BY Ian Dunn | June 6 2014 | 0 COMMENTS print
Children can be the catalyst for change
Publication Date: 2014-06-06
Pope Francis tells a youthful audience at the Vatican that with love, they can change the world for the better
Pope Francis has told some of Italy’s poorest children that with love they can change the world.
Last Saturday the Holy Father (right) met with 400 children from disadvantaged homes in Rome and Naples and they waved and cheered as he told them about the importance of bringing love to a dark world.
“Is it possible to make a better world?” he asked the children gathered in the atrium of the Pope Paul VI hall, as they shouted ‘Yes!’ in reply.
“Yes! And better than the world I live in?” Pope Francis continued, as his young audience again shouted, ‘yes!’
“Yes. And to make a better world, how do we do it? With hate? Do we make it with hate?” Some children stood up out of their chairs to shout, ‘no!’
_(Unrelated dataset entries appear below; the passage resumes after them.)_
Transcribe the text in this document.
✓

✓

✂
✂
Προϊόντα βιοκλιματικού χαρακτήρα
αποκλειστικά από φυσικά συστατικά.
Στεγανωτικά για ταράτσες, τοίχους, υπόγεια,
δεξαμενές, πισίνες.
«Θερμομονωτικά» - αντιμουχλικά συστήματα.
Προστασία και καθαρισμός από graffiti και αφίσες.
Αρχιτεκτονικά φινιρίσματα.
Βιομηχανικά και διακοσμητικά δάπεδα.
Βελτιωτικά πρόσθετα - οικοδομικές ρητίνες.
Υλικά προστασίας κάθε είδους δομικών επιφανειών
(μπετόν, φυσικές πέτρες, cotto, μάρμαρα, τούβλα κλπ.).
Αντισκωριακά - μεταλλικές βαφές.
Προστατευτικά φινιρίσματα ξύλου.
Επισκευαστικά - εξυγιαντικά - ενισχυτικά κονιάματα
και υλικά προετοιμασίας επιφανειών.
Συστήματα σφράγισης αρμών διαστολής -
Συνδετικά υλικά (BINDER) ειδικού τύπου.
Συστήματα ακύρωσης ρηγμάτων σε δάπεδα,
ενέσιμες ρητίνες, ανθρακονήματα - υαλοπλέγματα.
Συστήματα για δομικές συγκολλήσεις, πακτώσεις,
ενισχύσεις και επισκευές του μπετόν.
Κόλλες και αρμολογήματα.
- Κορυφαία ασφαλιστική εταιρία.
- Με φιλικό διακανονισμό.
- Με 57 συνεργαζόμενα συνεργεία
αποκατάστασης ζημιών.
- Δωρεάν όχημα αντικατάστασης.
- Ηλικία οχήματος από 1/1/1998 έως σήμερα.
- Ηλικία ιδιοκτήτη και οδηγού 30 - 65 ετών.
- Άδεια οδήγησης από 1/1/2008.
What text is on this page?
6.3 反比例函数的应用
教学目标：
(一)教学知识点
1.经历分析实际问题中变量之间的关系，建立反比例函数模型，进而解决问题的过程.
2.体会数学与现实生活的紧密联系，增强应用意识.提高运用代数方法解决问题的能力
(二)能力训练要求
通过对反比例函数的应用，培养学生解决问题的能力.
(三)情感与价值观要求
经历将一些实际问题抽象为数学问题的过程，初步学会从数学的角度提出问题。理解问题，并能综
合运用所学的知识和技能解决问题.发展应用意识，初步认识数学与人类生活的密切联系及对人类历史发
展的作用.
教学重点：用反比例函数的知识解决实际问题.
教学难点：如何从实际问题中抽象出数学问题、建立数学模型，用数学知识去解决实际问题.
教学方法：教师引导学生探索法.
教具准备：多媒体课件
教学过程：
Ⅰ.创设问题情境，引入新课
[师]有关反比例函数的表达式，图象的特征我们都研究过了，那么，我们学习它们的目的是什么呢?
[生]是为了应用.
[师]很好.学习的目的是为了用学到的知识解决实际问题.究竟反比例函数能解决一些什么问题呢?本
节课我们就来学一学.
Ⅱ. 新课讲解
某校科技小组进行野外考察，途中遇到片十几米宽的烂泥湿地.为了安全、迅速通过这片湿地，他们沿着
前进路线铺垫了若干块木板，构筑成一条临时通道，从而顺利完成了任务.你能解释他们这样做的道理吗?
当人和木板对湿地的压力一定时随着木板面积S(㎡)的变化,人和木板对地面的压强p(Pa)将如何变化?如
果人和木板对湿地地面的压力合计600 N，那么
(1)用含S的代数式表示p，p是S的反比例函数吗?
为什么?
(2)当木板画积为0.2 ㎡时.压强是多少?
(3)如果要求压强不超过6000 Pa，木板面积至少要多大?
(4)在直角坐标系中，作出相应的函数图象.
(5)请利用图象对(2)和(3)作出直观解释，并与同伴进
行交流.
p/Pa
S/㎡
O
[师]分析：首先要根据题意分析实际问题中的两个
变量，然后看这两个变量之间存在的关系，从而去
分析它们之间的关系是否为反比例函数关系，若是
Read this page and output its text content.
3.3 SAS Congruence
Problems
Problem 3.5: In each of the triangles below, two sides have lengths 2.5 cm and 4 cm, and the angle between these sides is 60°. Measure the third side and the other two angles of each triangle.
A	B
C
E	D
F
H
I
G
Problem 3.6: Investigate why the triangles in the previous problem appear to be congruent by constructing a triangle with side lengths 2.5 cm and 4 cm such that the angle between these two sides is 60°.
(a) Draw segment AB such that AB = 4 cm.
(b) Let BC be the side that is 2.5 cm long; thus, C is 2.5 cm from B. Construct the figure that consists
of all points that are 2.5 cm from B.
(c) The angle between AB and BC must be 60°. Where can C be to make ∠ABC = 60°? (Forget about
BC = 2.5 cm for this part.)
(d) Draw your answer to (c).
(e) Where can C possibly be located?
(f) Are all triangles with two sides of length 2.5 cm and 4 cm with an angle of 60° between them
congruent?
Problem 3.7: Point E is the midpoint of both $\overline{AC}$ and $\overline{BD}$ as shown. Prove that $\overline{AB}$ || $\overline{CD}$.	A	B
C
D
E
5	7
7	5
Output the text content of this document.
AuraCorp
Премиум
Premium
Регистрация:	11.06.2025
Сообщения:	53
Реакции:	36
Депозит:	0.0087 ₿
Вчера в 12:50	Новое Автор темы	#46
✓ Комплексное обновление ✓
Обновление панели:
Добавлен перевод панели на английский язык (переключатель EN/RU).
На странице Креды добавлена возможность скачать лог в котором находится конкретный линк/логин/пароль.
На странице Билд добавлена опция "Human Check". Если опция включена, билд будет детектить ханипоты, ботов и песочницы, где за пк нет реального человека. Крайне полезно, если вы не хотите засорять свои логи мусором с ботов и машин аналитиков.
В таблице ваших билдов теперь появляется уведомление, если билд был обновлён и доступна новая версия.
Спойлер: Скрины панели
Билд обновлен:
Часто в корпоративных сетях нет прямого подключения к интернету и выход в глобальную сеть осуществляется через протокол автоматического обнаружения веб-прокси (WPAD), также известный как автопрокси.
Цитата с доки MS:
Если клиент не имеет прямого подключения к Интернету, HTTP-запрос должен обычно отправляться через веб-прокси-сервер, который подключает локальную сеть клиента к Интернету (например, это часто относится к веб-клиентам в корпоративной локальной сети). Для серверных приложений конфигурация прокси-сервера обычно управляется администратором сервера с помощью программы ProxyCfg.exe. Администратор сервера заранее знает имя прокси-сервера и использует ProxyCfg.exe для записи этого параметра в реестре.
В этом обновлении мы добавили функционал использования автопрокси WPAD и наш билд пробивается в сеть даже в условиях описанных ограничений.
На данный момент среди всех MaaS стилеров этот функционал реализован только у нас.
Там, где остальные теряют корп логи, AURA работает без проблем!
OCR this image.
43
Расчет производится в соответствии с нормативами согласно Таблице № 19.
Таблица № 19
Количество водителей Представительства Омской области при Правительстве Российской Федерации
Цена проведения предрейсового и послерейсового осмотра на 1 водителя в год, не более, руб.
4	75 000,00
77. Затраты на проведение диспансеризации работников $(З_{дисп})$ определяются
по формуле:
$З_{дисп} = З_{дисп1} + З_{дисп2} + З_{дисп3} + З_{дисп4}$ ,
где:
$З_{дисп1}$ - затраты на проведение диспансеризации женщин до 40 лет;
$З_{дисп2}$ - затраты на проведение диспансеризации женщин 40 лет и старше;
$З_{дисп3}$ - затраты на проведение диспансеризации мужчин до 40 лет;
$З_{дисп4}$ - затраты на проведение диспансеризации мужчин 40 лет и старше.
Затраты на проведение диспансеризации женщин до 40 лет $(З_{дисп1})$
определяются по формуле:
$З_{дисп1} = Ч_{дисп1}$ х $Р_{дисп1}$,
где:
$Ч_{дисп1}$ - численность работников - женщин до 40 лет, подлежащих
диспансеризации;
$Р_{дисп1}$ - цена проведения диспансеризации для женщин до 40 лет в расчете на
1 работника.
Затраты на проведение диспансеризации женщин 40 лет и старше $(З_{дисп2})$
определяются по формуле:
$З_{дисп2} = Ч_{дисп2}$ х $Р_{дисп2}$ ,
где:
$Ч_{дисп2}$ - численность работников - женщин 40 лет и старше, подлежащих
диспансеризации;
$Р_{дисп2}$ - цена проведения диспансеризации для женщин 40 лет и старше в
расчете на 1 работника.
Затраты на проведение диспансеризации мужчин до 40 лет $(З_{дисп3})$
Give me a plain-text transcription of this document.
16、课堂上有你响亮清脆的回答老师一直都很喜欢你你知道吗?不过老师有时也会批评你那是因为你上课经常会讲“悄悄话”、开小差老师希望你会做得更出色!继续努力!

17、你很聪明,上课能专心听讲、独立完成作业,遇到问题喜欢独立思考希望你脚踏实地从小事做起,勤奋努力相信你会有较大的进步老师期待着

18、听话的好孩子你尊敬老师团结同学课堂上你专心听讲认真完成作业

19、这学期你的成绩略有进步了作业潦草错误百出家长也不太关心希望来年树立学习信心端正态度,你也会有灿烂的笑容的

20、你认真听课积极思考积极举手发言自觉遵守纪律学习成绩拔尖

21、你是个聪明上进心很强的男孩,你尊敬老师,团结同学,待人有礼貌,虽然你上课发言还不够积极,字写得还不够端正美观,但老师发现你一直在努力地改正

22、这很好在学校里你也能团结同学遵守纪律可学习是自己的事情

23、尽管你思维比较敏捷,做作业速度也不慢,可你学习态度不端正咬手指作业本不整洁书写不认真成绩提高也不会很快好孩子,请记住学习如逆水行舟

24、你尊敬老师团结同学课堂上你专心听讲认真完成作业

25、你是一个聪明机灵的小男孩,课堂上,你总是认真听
“Good, say it, say it louder,” he encouraged them, explaining that the task is done ‘with love.’
“With love,” he continued. “Everyone together, as brothers, struggling alongside the other for love. And for this, I will tell you something: when the Apostle John, who was a very close friend of Jesus—a very close friend—wanted to say who God is, do you know what he said? ‘God is love.’ It’s beautiful.”
At the end, Pope Francis said that he was very happy to have spent time with the children, and said he would pray to the Lord to make them into boys and girls, men and women who would go forward with love.
“When God’s love goes ahead, everything goes well,” he said.
The event was arranged by the Pontifical Council for Culture, and Cardinal Gianfranco Ravasi, head of the Pontifical Council for Culture, said it was part of the ‘Court of the Gentiles’ programme that was established as an opportunity for ‘dialogue between believers and nonbelievers,’ at every social level.
He hopes that they will also be willing to confront ‘the mess, the knots, the obscure things of life.’
“It’s not for nothing that (today’s) symbol was the excavation of the light,” Cardinal Ravasi noted, since the small boy who brought up the jar filled with dirt from the catacombs comes from a home with parents involved in drugs, living in terribly impoverished circumstances. His presentation of that gift ‘profoundly signifies for the children what it is to conserve the interior light.’